Margery glanced toward the main house. “Chloe asked if she could move in with me. I said no, of course. She has a lovely home here. But she must have repeated the request to the Lockharts, and they didn’t take kindly to it.”

“How did Chloe take it when you said no?” Ellery asked.

Margery smiled sadly. “She didn’t kick up a fuss. She never did. She said, ‘Tell the sunflowers that I miss them.’ They’re blooming now, almost five feet tall. I look out my kitchen window and see them at different times, moving their heads around this way and that. I know in my head they’re just following the sunshine, but I can’t help feeling like they’re looking for Chloe.”

“Okay, well, thanks for your time. We’ll be in touch if we have any more questions.” Margery left them in the greenhouse.

“More questions?” Dorie asked. “I have about a thousand of them.”

“Me, too.” Ellery’s phone buzzed in her pocket, and she drew it out to study the latest message. “Apparently, the tip line got something interesting enough to forward up the chain. Someone who didn’t care to leave their name phoned a few hours ago to say that Martin Lockhart is having an affair.”

Dorie sighed. “Yet more questions. Did they say who with?”

“Amanda McFarland.”

“You mean that cool drink of water from his office who made up some excuse to drop by yesterday?”

“It has to be. How many Amanda McFarlands can he know?”

“We can go in there and hit him with it now. See what he says.”

Ellery checked her watch, feeling time slipping away. “Give me a second. I want to consult an expert.” She walked off behind the banana plant and dialed Reed’s number. He answered straightaway.

“I saw Teresa’s plea,” he said. “Hopefully whoever has Chloe saw it, too.”

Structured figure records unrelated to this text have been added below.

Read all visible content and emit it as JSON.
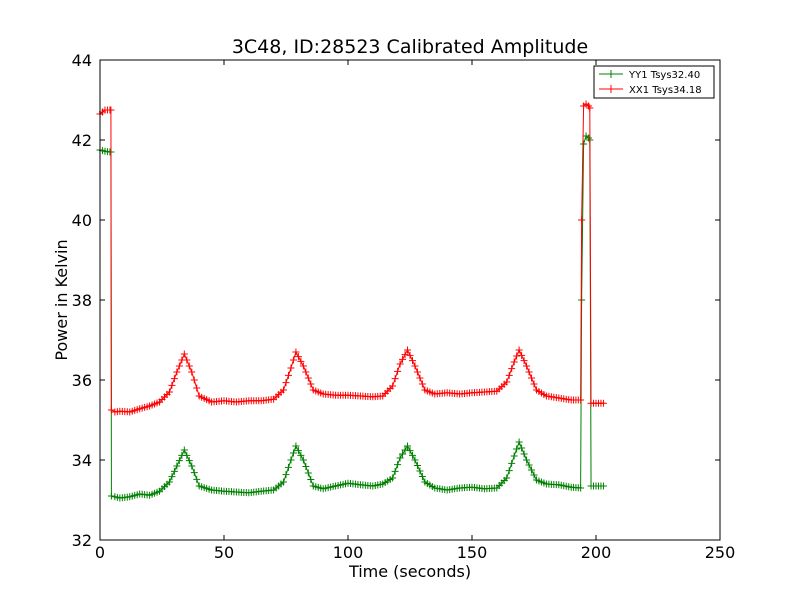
{
  "chart_data": {
    "type": "line",
    "title": "3C48, ID:28523 Calibrated Amplitude",
    "xlabel": "Time (seconds)",
    "ylabel": "Power in Kelvin",
    "xlim": [
      0,
      250
    ],
    "ylim": [
      32,
      44
    ],
    "xticks": [
      "0",
      "50",
      "100",
      "150",
      "200",
      "250"
    ],
    "yticks": [
      "32",
      "34",
      "36",
      "38",
      "40",
      "42",
      "44"
    ],
    "grid": false,
    "legend_position": "top-right",
    "marker": "plus",
    "series": [
      {
        "name": "YY1 Tsys32.40",
        "color": "#008000",
        "points": [
          [
            0,
            41.75
          ],
          [
            2,
            41.72
          ],
          [
            4,
            41.7
          ],
          [
            4.4,
            41.7
          ],
          [
            4.6,
            33.1
          ],
          [
            6,
            33.08
          ],
          [
            8,
            33.05
          ],
          [
            12,
            33.08
          ],
          [
            16,
            33.15
          ],
          [
            20,
            33.12
          ],
          [
            24,
            33.22
          ],
          [
            28,
            33.45
          ],
          [
            31,
            33.85
          ],
          [
            34,
            34.25
          ],
          [
            37,
            33.85
          ],
          [
            40,
            33.35
          ],
          [
            45,
            33.25
          ],
          [
            50,
            33.22
          ],
          [
            55,
            33.2
          ],
          [
            60,
            33.18
          ],
          [
            65,
            33.22
          ],
          [
            70,
            33.25
          ],
          [
            74,
            33.45
          ],
          [
            77,
            34.0
          ],
          [
            79,
            34.35
          ],
          [
            82,
            34.0
          ],
          [
            86,
            33.35
          ],
          [
            90,
            33.28
          ],
          [
            95,
            33.35
          ],
          [
            100,
            33.42
          ],
          [
            105,
            33.38
          ],
          [
            110,
            33.35
          ],
          [
            114,
            33.4
          ],
          [
            118,
            33.55
          ],
          [
            121,
            34.05
          ],
          [
            124,
            34.35
          ],
          [
            127,
            34.0
          ],
          [
            131,
            33.45
          ],
          [
            135,
            33.3
          ],
          [
            140,
            33.25
          ],
          [
            145,
            33.3
          ],
          [
            150,
            33.32
          ],
          [
            155,
            33.28
          ],
          [
            160,
            33.3
          ],
          [
            164,
            33.55
          ],
          [
            167,
            34.1
          ],
          [
            169,
            34.45
          ],
          [
            172,
            34.0
          ],
          [
            176,
            33.5
          ],
          [
            180,
            33.4
          ],
          [
            185,
            33.38
          ],
          [
            190,
            33.32
          ],
          [
            193.8,
            33.3
          ],
          [
            194.2,
            38.0
          ],
          [
            195,
            41.9
          ],
          [
            196,
            42.1
          ],
          [
            197,
            42.05
          ],
          [
            197.5,
            42.0
          ],
          [
            198,
            33.35
          ],
          [
            200,
            33.35
          ],
          [
            203,
            33.35
          ]
        ]
      },
      {
        "name": "XX1 Tsys34.18",
        "color": "#ff0000",
        "points": [
          [
            0,
            42.65
          ],
          [
            2,
            42.75
          ],
          [
            4,
            42.75
          ],
          [
            4.4,
            42.75
          ],
          [
            4.6,
            35.25
          ],
          [
            6,
            35.2
          ],
          [
            8,
            35.22
          ],
          [
            12,
            35.2
          ],
          [
            16,
            35.28
          ],
          [
            20,
            35.35
          ],
          [
            24,
            35.45
          ],
          [
            28,
            35.7
          ],
          [
            31,
            36.2
          ],
          [
            34,
            36.65
          ],
          [
            37,
            36.2
          ],
          [
            40,
            35.6
          ],
          [
            45,
            35.45
          ],
          [
            50,
            35.48
          ],
          [
            55,
            35.45
          ],
          [
            60,
            35.48
          ],
          [
            65,
            35.48
          ],
          [
            70,
            35.52
          ],
          [
            74,
            35.75
          ],
          [
            77,
            36.3
          ],
          [
            79,
            36.7
          ],
          [
            82,
            36.35
          ],
          [
            86,
            35.75
          ],
          [
            90,
            35.65
          ],
          [
            95,
            35.62
          ],
          [
            100,
            35.62
          ],
          [
            105,
            35.6
          ],
          [
            110,
            35.58
          ],
          [
            114,
            35.6
          ],
          [
            118,
            35.85
          ],
          [
            121,
            36.4
          ],
          [
            124,
            36.75
          ],
          [
            127,
            36.35
          ],
          [
            131,
            35.75
          ],
          [
            135,
            35.65
          ],
          [
            140,
            35.68
          ],
          [
            145,
            35.65
          ],
          [
            150,
            35.68
          ],
          [
            155,
            35.7
          ],
          [
            160,
            35.72
          ],
          [
            164,
            35.95
          ],
          [
            167,
            36.45
          ],
          [
            169,
            36.75
          ],
          [
            172,
            36.35
          ],
          [
            176,
            35.75
          ],
          [
            180,
            35.6
          ],
          [
            185,
            35.55
          ],
          [
            190,
            35.5
          ],
          [
            193.8,
            35.5
          ],
          [
            194.2,
            40.0
          ],
          [
            195,
            42.85
          ],
          [
            196,
            42.9
          ],
          [
            197,
            42.85
          ],
          [
            197.5,
            42.8
          ],
          [
            198,
            35.42
          ],
          [
            200,
            35.42
          ],
          [
            203,
            35.42
          ]
        ]
      }
    ]
  }
}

“Did she look contrite enough to you?”

“She looked terrified.”

Ellery hummed a reply. “Maybe that will be enough. Listen, we’ve uncovered a new wrinkle. Someone phoned the tip line to say that Martin Lockhart is having an affair with a woman at his office named Amanda McFarland. I’d say it was nothing, but she made up a pretext to drop by the house yesterday to see him. Teresa wasn’t pleased.”

“You think she knows?”

“What do you think?” Reed’s family had spent decades ignoring his father’s serial infidelities.

“In my experience, the wife’s radar is rarely wrong. What does Martin Lockhart say about it?”

“We haven’t asked him yet. We were just on our way to talk to Chloe’s best friend again. The nanny couldn’t ID the boy from the photo, so we thought McKenna would be our best shot.”

“That does seem to be the more pressing lead.”

“Yeah, it’s hard to see how Martin Lockhart’s inability to keep his pants zipped could be related to Chloe’s abduction.”

“It’s probably not. Except…”

He didn’t finish his thought. She waited and then prodded him. “Except?”

She heard a long exhale. “Where there’s one secret, you’ll find others. There’s something hiding in the middle of that family, something they’re not telling us.”

Ellery agreed the Lockharts seemed haunted, but she didn’t see any mystery to it. “Maybe it’s just the ghost of Trevor Stone.”

“Maybe. I can talk to Martin Lockhart if you like.”

“You would? That would be great.” Ellery peeked out from behind the plant and signaled Dorie that they could go. “If Martin Lockhart was boning his younger colleague while his daughter got kidnapped, let me know. At least then he’d have a solid alibi.”

“Wasn’t he playing golf with the lawyer? Stephen Wintour?”

“Like you said—where there’s one lie, you’ll find others.”